[time-nuts] reference oscillator input circuit

Mark Spencer mspencer12345 at yahoo.ca
Wed Dec 8 15:57:59 UTC 2010


On a somewhat related note, does any one have any information as to the likely 
performance impact of using a single logic gate to convert a sine wave to a 
pseudo square wave ?    (I discovered one of my scopes doesn't consistently 
accept a sine wave time base input, thru trial and error and rummaging thru my 
junk box I ended up using a 74ALS00 Nand gate to convert a 10 mhz sine wave into 
a somewhat square wave (:  which the scope will reliably use as a reference 
input.)    Extreme accuracy is not really needed in this application but I am 
curious how much jitter I may have introduced.

I'll likely try one of the circuts in the attached link at some point.

Best regards
Mark



----- Original Message ----
From: John Ackermann N8UR <jra at febo.com>
To: Discussion of precise time and frequency measurement <time-nuts at febo.com>
Sent: Wed, December 8, 2010 7:46:12 AM
Subject: Re: [time-nuts] reference oscillator input circuit

Wenzel has some discussion and circuits at:
http://www.wenzel.com/documents/waveform.html.

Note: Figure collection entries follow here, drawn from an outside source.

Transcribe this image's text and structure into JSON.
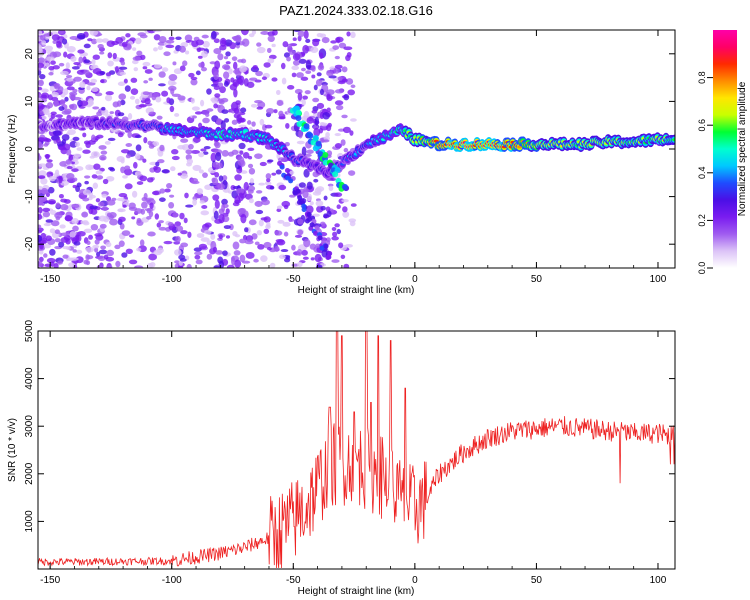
{
  "figure": {
    "title": "PAZ1.2024.333.02.18.G16"
  },
  "chart_data": [
    {
      "type": "heatmap",
      "xlabel": "Height of straight line (km)",
      "ylabel": "Frequency (Hz)",
      "xlim": [
        -155,
        107
      ],
      "ylim": [
        -25,
        25
      ],
      "xticks": [
        -150,
        -100,
        -50,
        0,
        50,
        100
      ],
      "yticks": [
        -20,
        -10,
        0,
        10,
        20
      ],
      "grid": false,
      "colorbar": {
        "label": "Normalized spectral amplitude",
        "range": [
          0,
          1
        ],
        "ticks": [
          0.0,
          0.2,
          0.4,
          0.6,
          0.8
        ],
        "colors": [
          "#ffffff",
          "#dcc3f7",
          "#a05cf0",
          "#7a1cf0",
          "#4b0fe6",
          "#1f4cff",
          "#00c8ff",
          "#00ffcf",
          "#00ff33",
          "#c8ff00",
          "#ffe600",
          "#ff8c00",
          "#ff2a00",
          "#ff0066",
          "#ff00a8"
        ]
      },
      "ridge": {
        "x": [
          -150,
          -140,
          -130,
          -120,
          -110,
          -100,
          -90,
          -80,
          -70,
          -60,
          -55,
          -50,
          -45,
          -40,
          -35,
          -30,
          -25,
          -20,
          -15,
          -10,
          -5,
          0,
          10,
          20,
          30,
          40,
          50,
          60,
          70,
          80,
          90,
          100,
          107
        ],
        "y": [
          5,
          5.5,
          5.5,
          5.2,
          5,
          4,
          3.5,
          3,
          3.2,
          2,
          0,
          -2,
          -3,
          -4,
          -5,
          -3,
          -1,
          1,
          2,
          3,
          4,
          2,
          1,
          1,
          1,
          1,
          1,
          1,
          1,
          1.5,
          1.5,
          2,
          2
        ],
        "amplitude": [
          0.25,
          0.25,
          0.28,
          0.3,
          0.35,
          0.45,
          0.45,
          0.5,
          0.5,
          0.45,
          0.4,
          0.35,
          0.3,
          0.3,
          0.3,
          0.35,
          0.4,
          0.4,
          0.45,
          0.5,
          0.55,
          0.65,
          0.85,
          0.9,
          0.9,
          0.85,
          0.7,
          0.65,
          0.65,
          0.65,
          0.6,
          0.6,
          0.6
        ]
      }
    },
    {
      "type": "line",
      "xlabel": "Height of straight line (km)",
      "ylabel": "SNR (10 * v/v)",
      "xlim": [
        -155,
        107
      ],
      "ylim": [
        0,
        5000
      ],
      "xticks": [
        -150,
        -100,
        -50,
        0,
        50,
        100
      ],
      "yticks": [
        1000,
        2000,
        3000,
        4000,
        5000
      ],
      "grid": false,
      "series": [
        {
          "color": "#ee2222",
          "x": [
            -155,
            -140,
            -120,
            -100,
            -90,
            -80,
            -70,
            -60,
            -55,
            -50,
            -45,
            -40,
            -35,
            -30,
            -25,
            -20,
            -15,
            -10,
            -5,
            0,
            5,
            10,
            20,
            30,
            40,
            50,
            60,
            70,
            80,
            90,
            100,
            107
          ],
          "y": [
            150,
            150,
            160,
            170,
            250,
            330,
            450,
            650,
            800,
            1000,
            1300,
            1700,
            2200,
            2200,
            2300,
            2100,
            2000,
            1800,
            1400,
            1300,
            1500,
            2000,
            2450,
            2750,
            2900,
            2950,
            3000,
            2950,
            2900,
            2850,
            2850,
            2800
          ]
        }
      ],
      "spikes": {
        "x": [
          -35,
          -32,
          -30,
          -25,
          -20,
          -18,
          -15,
          -10,
          -4
        ],
        "y": [
          3400,
          5000,
          4900,
          3300,
          5100,
          3500,
          4900,
          4800,
          3800
        ]
      }
    }
  ]
}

The Shera GPSDO made clever use of the input circuit of a 74HCT4046 PLL 
chip for squaring.

John
----

On 12/8/2010 10:31 AM, jimlux wrote:
> I'm looking for suggestions on a general circuit that can be used to
> receive an external frequency reference (nominally a real clean sine
> wave at, say, 10 MHz, although up to 100 MHz is possible) and turn it
> into a "real clean" square wave. Galvanic isolation is a plus (a
> transformer or capacitor would probably do that).
>
> I was thinking about rummaging through the schematics for test equipment
> reference inputs (since they've already "solved" the problem, eh?), but
> any other ideas would be welcome.
>
> I've scanned the archives of time-nuts, and while we have a fair amount
> of discussion on how to square up the 1Hz (or 100Hz) in a phase
> noise/ADEV setup, not so much on what to do with the 10 MHz. Rick has
> commented that you don't want to use a comparator. I have the papers by
> Dick, et al, and Collins, as well as all the others.. they tend to be
> looking at the low frequency problem, although the analysis is certainly
> applicable.
>
> I don't know that I'm looking for the whole multiple limiting stages
> scheme in any case.
>
> Oh, as far as performance.. Say the need is to not horribly degrade a
> good quality crystal oscillator... here's a typical set of specs:
> 76 MHz
> 1Hz <-90dBc
> 10Hz <-110dBc
> 100Hz <-120dBc
> 1k-100k <-125dBc
>
> Adevs of the oscillator run from 5E-12 at 0.1 sec, down to 1E-12 at 10
> sec, and back up to 2 E-12 at 1000sec.